One prominent example by Strassburg et al. used global analysis to distinguish between ‘natural’ and ‘cultivated’ grasslands to prioritize restoration locations. Following their procedure (see figure below), if an ESA landcover data pixel is classified as grasslands, the pixel falls within an ecoregion classified as non-grasslands, and one or more head of cattle, according to global livestock data is present per square kilometre, the pixel is re-classified as non-natural ‘cultivated grassland’. If the cattle are below this value it is classified as a natural grassland. quick comparison to high-resolution imagery shows it is extremely unlikely that this vast stretch of land is planted grassland.

Reconstruction of the methodology followed by Strassburg et al., 2022, as originally shown in Goldstein et al., 2026, for reclassification of 300 meter resolution ESA CCI landcover data, limited to Savanna ecoregions in the Sahel. a.) the subset of savanna ecoregion classifications in the Sahel b.) Gridded Livestock of the World 2.01 cattle layer (GLW 2) c.) areas in the Sahel classified as grasslands in ESA CCI landcover data, d.) classifications of grasslands that we reproduced following the methodology

This example crystalizes many problems with global data. Given the difficulties of distinguishing between grassland and open canopies in these dynamic environments, as well as characterizing land use, the potential for inaccuracies in much wider examples is considerable. However, this example also underlines deeper conceptual problems with global geospatial data and analyses of rangelands. Arid areas of the Sahel were ultimately prioritized in Strassburg et al.’s models because of the presence of the disturbed vegetation condition they claimed to be able to predict, but also due to the relatively low cost of restoration interventions they assumed. This assumption of low cost was only possible because the economic value of pastoralism was made largely invisible and its economic returns were underestimated. This underestimation also repeats a general pattern, in which pastoral livestock keeping is often assumed to be ecologically harmful, that dates from colonial misunderstandings of pastoral practices. Geospatial data analysis risks reinforcing narratives of the powerful, presenting pastoralist lands as inefficiently used places where sustainability interventions should be prioritized.

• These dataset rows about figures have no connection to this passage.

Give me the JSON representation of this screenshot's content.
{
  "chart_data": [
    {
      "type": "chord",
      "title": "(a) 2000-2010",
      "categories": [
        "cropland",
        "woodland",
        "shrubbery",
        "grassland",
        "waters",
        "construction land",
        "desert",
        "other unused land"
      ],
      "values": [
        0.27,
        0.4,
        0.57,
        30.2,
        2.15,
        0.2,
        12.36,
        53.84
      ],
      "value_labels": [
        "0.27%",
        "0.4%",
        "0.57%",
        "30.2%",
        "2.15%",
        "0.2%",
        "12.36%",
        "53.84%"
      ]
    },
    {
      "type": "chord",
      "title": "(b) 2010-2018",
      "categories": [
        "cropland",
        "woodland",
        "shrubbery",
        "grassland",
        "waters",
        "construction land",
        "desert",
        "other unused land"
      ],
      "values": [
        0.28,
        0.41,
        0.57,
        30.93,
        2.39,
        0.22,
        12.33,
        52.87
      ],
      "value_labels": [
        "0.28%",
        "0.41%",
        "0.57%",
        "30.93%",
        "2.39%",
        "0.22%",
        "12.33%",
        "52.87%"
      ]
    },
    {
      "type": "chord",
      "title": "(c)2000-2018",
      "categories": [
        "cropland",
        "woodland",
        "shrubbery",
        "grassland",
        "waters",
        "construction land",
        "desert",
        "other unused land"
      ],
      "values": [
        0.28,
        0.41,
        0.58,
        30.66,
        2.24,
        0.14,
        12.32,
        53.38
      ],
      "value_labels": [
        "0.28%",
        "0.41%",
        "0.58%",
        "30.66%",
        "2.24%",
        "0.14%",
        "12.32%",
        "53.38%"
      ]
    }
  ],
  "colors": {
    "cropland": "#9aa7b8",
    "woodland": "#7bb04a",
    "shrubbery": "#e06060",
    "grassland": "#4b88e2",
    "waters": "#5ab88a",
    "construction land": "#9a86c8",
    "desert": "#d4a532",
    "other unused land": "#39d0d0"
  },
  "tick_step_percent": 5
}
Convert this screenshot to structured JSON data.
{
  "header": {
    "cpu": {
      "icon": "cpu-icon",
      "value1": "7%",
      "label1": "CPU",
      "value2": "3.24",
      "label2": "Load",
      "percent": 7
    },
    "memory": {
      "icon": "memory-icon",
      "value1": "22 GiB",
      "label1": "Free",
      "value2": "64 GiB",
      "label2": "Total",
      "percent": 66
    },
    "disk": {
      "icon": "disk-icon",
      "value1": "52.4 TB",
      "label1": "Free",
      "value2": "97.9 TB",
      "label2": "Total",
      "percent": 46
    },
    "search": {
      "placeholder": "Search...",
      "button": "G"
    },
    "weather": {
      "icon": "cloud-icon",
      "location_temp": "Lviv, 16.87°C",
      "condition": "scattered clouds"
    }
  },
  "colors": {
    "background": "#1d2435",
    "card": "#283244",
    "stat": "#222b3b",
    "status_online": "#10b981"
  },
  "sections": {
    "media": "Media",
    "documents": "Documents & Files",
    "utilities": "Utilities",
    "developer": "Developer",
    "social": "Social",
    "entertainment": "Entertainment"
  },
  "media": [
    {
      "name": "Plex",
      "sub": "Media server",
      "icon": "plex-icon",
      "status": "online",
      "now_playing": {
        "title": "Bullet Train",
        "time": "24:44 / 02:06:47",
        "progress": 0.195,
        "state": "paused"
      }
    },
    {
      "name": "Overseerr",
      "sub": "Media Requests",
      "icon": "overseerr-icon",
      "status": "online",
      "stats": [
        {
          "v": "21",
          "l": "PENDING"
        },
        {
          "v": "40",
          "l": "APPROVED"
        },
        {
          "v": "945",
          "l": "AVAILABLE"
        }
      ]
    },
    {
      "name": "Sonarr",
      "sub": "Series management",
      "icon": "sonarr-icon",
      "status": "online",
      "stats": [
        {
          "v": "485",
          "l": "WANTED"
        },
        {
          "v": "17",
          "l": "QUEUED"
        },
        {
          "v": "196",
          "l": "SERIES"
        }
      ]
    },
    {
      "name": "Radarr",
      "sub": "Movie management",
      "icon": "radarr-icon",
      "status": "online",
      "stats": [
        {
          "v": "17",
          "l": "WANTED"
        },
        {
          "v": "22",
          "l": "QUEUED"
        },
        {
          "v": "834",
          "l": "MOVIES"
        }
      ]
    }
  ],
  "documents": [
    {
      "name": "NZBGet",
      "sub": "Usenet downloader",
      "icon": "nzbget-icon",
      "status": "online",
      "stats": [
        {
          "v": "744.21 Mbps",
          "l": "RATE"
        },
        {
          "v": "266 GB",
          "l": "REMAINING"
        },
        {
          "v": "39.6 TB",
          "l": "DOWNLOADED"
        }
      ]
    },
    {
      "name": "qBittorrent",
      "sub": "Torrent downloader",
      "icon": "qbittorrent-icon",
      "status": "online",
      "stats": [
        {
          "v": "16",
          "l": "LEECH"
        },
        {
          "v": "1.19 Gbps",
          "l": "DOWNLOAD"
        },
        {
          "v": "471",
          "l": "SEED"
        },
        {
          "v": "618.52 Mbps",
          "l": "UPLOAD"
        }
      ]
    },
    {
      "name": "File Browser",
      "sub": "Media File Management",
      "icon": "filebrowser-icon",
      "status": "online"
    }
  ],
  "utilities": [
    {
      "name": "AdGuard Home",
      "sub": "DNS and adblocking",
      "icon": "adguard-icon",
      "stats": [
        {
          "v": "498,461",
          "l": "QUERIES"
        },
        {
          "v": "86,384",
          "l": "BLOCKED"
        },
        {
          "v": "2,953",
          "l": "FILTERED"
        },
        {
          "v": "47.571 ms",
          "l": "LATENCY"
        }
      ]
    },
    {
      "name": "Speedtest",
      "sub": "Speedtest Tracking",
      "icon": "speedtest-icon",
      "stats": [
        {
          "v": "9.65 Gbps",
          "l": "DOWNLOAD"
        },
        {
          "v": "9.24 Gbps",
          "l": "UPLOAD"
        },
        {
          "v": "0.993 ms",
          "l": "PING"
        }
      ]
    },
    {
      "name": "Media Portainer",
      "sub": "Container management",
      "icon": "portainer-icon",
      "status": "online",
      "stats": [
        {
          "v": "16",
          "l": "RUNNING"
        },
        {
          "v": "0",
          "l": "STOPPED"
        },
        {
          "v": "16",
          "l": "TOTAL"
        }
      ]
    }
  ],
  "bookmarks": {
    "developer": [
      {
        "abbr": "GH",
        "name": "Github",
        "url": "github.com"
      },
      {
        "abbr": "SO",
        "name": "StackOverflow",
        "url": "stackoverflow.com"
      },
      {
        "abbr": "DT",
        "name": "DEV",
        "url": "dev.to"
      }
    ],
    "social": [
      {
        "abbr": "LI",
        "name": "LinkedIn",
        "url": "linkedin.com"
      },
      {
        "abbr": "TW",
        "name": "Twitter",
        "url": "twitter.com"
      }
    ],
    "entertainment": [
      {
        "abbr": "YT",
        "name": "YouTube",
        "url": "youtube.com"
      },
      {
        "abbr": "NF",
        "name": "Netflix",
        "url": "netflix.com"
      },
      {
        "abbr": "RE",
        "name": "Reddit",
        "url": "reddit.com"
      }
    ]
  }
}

Ultimately, geospatial analyses can render invisible many potential synergies among wildlife biodiversity, ecosystem functions, and pastoralism, an important livelihood that supports millions. They cannot generalize the context-dependent socio-ecological processes characteristic of pastoralist rangelands at large extents. As a result, geospatial analyses can create a deceptive sense of certainty that risks providing misleading evidence in support of inappropriate interventions that have strong potential to perpetuate injustices. A humble approach to geospatial analysis that acknowledges uncertainty and reflexively should consider three dimensions of geospatial analyses of rangelands: 1) the technical ability of geospatial data to account for ecological and social variability; 2) the compound uncertainties that arise when multiple data layers are used to produce knowledge about socio-ecological interactions; and 3) how uncertainties become masked by epistemic biases, creating a deceptive sense of certainty and generalizability.